まあ、立ったときのシスター達の驚きようはすごかった。
そしたらその日から、エルフのセレナと同じ部屋になった。
「あう~」
セレナが俺の顔をペチペチと叩いている。ちょっと痛いがセレナは面白がってるからいいか。
ちなみにセレナの眼は蒼眼だった。
『どうやら俺がセレナの耳を叩いたことは、覚えてないみたいだな。もう一回さわらせてもらお。』
俺は前回の失敗を生かし、腕に魔力をまとわせ、魔力が俺の腕を動かしているように操作した。
『よーし、これなら。』
クニュ。
『あ、意外に固いんだエルフの耳って。まあそれもそうか、長い耳を支えているんだもんな。』
魔力操作がうまくいき、ちゃんとセレナの耳をさわれた。当の本人は、
「ふにゅ~」
とっても気持ち良さそうだった。
それから毎日隠蔽で俺の魔力を隠しながら魔力を放出したり、新しい魔法を作ったりした。隠蔽は成功してるか確認ができないが、体感的にはできてるなと思う。新しい魔法は以外とすんなりいった。
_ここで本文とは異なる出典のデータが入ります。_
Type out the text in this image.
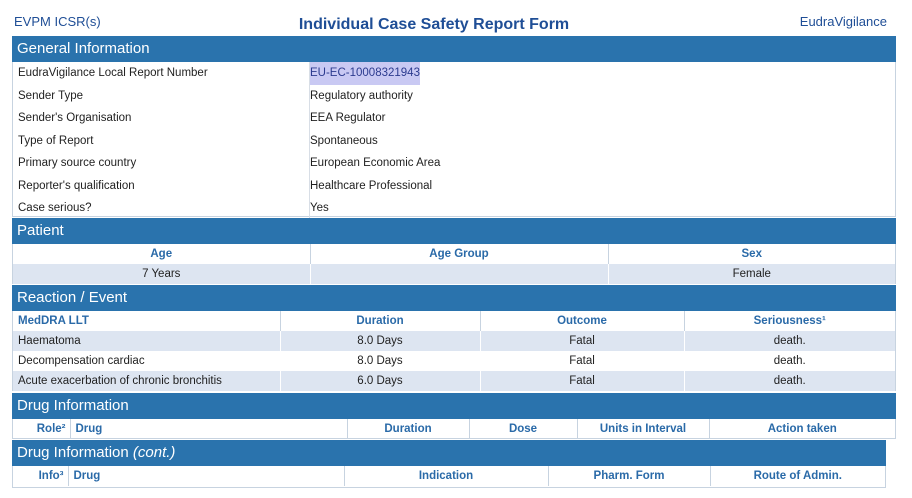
EVPM ICSR(s)	Individual Case Safety Report Form	EudraVigilance
General Information
EudraVigilance Local Report Number	EU-EC-10008321943
Sender Type	Regulatory authority
Sender's Organisation	EEA Regulator
Type of Report	Spontaneous
Primary source country	European Economic Area
Reporter's qualification	Healthcare Professional
Case serious?	Yes
Patient
Age	Age Group	Sex
7 Years		Female
Reaction / Event
MedDRA LLT	Duration	Outcome	Seriousness¹
Haematoma	8.0 Days	Fatal	death.
Decompensation cardiac	8.0 Days	Fatal	death.
Acute exacerbation of chronic bronchitis	6.0 Days	Fatal	death.
Drug Information
Role²	Drug	Duration	Dose	Units in Interval	Action taken
Drug Information (cont.)
Info³	Drug	Indication	Pharm. Form	Route of Admin.
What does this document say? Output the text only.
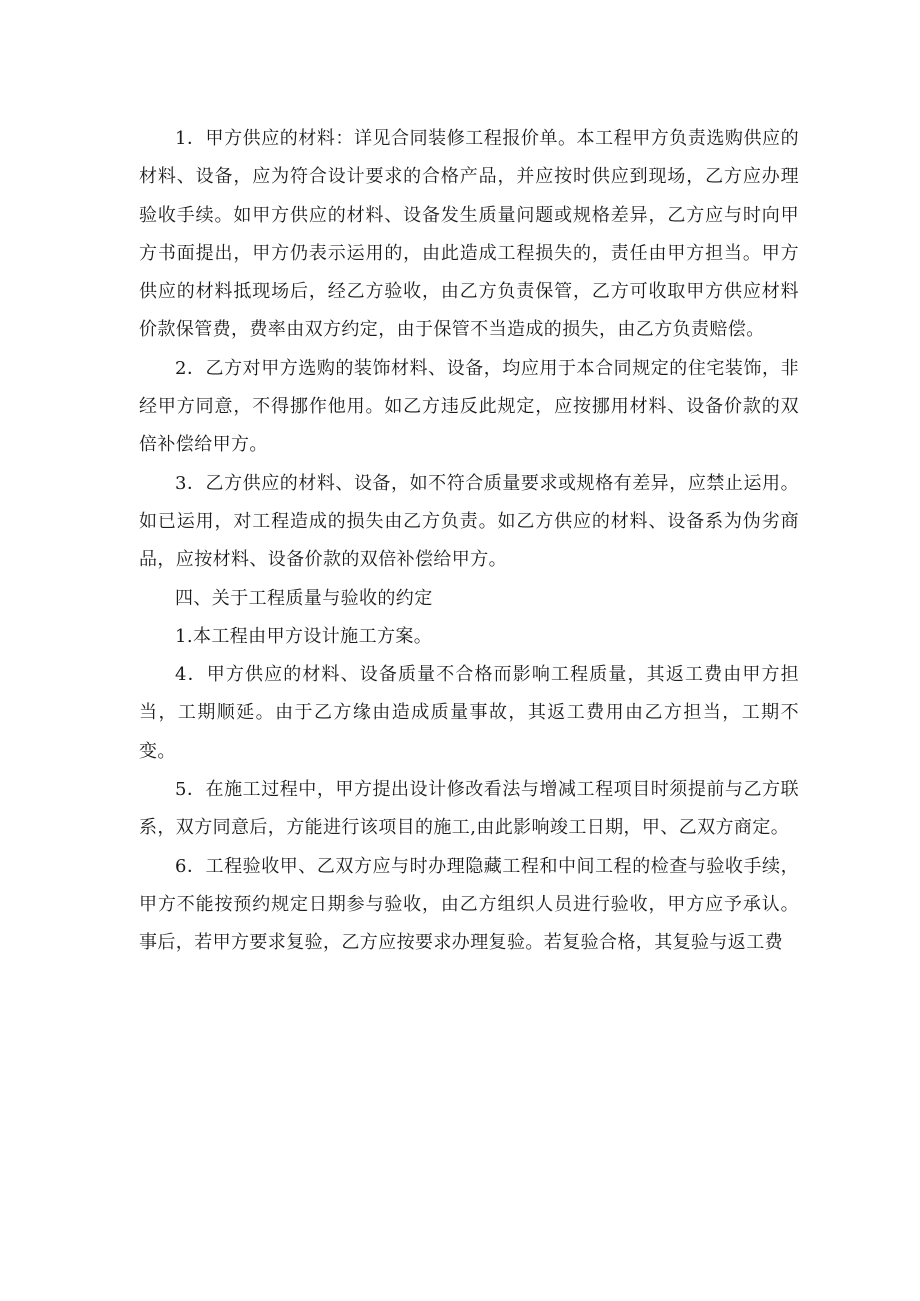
1．甲方供应的材料：详见合同装修工程报价单。本工程甲方负责选购供应的材料、设备，应为符合设计要求的合格产品，并应按时供应到现场，乙方应办理验收手续。如甲方供应的材料、设备发生质量问题或规格差异，乙方应与时向甲方书面提出，甲方仍表示运用的，由此造成工程损失的，责任由甲方担当。甲方供应的材料抵现场后，经乙方验收，由乙方负责保管，乙方可收取甲方供应材料价款保管费，费率由双方约定，由于保管不当造成的损失，由乙方负责赔偿。

2．乙方对甲方选购的装饰材料、设备，均应用于本合同规定的住宅装饰，非经甲方同意，不得挪作他用。如乙方违反此规定，应按挪用材料、设备价款的双倍补偿给甲方。

3．乙方供应的材料、设备，如不符合质量要求或规格有差异，应禁止运用。如已运用，对工程造成的损失由乙方负责。如乙方供应的材料、设备系为伪劣商品，应按材料、设备价款的双倍补偿给甲方。

四、关于工程质量与验收的约定

1.本工程由甲方设计施工方案。

4．甲方供应的材料、设备质量不合格而影响工程质量，其返工费由甲方担当，工期顺延。由于乙方缘由造成质量事故，其返工费用由乙方担当，工期不变。

5．在施工过程中，甲方提出设计修改看法与增减工程项目时须提前与乙方联系，双方同意后，方能进行该项目的施工,由此影响竣工日期，甲、乙双方商定。

6．工程验收甲、乙双方应与时办理隐藏工程和中间工程的检查与验收手续，甲方不能按预约规定日期参与验收，由乙方组织人员进行验收，甲方应予承认。事后，若甲方要求复验，乙方应按要求办理复验。若复验合格，其复验与返工费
『新しい魔法‥‥‥新しい魔法‥‥‥うん~。今ある魔法を組み合わせたらできるんじゃね。そうすると、やっぱ今使える全部の魔法を、組み合わせてみたいよな~。ふっ、どんな魔法ができるのか楽しみだな。』
結果、すべての魔法を放った場所に白い靄がかかった。
『?なんだこれ。ステータス見てみるか。』
ステータスには『霧魔法 Lv1』、『身体操作 Lv1』の3つが新しく在った。
『身体操作は‥‥‥何だ?あまいいや。でも霧魔法って、いかにも攻撃性がないよな~、風で吹き飛ばされそうだし。使うとしても隠れるぐらいで‥‥‥。隠れるか、ならいっそ殺し屋とかで稼ぐか?親殺してるし。でもやっぱ冒険者やってみたいな~。てかそもそも冒険者ってあるのか?この世界に。』
「あうー?」
『あ、セレナ。起きたか。』
そして俺は、こうしたのびのびとした時間を過ごした。